The simplest thing is to text remedy to 51555. And that'll that'll give you a chance to get text every time we make or contribute to somebody's freedom. But it also gives you a chance if you wanted to do a monthly financial contribution to support some some of our operatives doing undercover work tonight. You can do that you could do a 5k and stiletto high heels if you want to. That's That's what a girl did an Iowa you can some girls in Minnesota planted some seeds. those seeds produce some peppers, that they made those peppers into jam and sold it and send all the proceeds to the exodus road. In April 28 there's a bunch of online Tiktok influencers that are doing a gaming day 24 hours gaming where somehow I don't know how to work through Twitch, they're going to use their gaming stream to raise funds for the exodus road. So I love not having a great answer for you in an awesome

John Matarazzo:

Super Soaker creative.

David Zach:

Yeah, and I give you several examples because I know that everybody has something like that. It's gonna be different than mine, your your, your fingerprints and your voice is different. But you have five loaves of bread and two fish. And that's what that's all that's required. If you bring that you could say it's just my lunch like the kids just my lunch but no, you have something to contribute that nobody else has ever have. And if you're moved by the story of freedom, you're moved for a reason. There's some role that you have to play.

John Matarazzo:

Amen. Amen. You are moved.
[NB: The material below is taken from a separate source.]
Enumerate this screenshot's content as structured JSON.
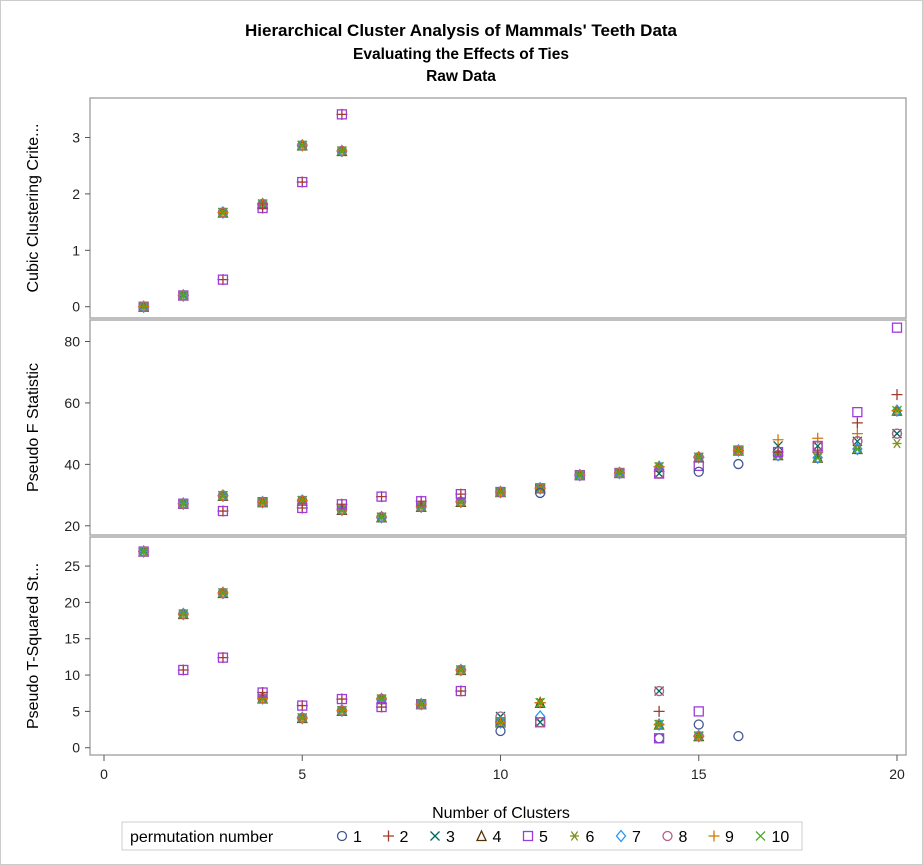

If you're are moved, you do have a role in that. And so, David, what is the websites that people can go and check out your information and next just rode

David Zach:

the exodus road COMM And remedy drive calm.

John Matarazzo:

And I'll make sure to put the link for those, as well as the just remedy. If you text remedy to 51555. You can you can get all that information as well and get those updates. And that's exciting to be a part of that as things are happening as things are unfolding. Yeah, you can be a part of it. You can pray you can donate, you can run a 5k in high heels. I'm not sure if I'm going to do that one 5k a couple years ago, and that was not good on my knees. But I'm working on and working on that. I don't think I could do the high heels thing though. But well, it was a girl that that was you know, as a ladies idea. Yeah. But David, I just want to thank you so much for allowing me to come and join you along your way. Thank you, john. Thanks for having me on.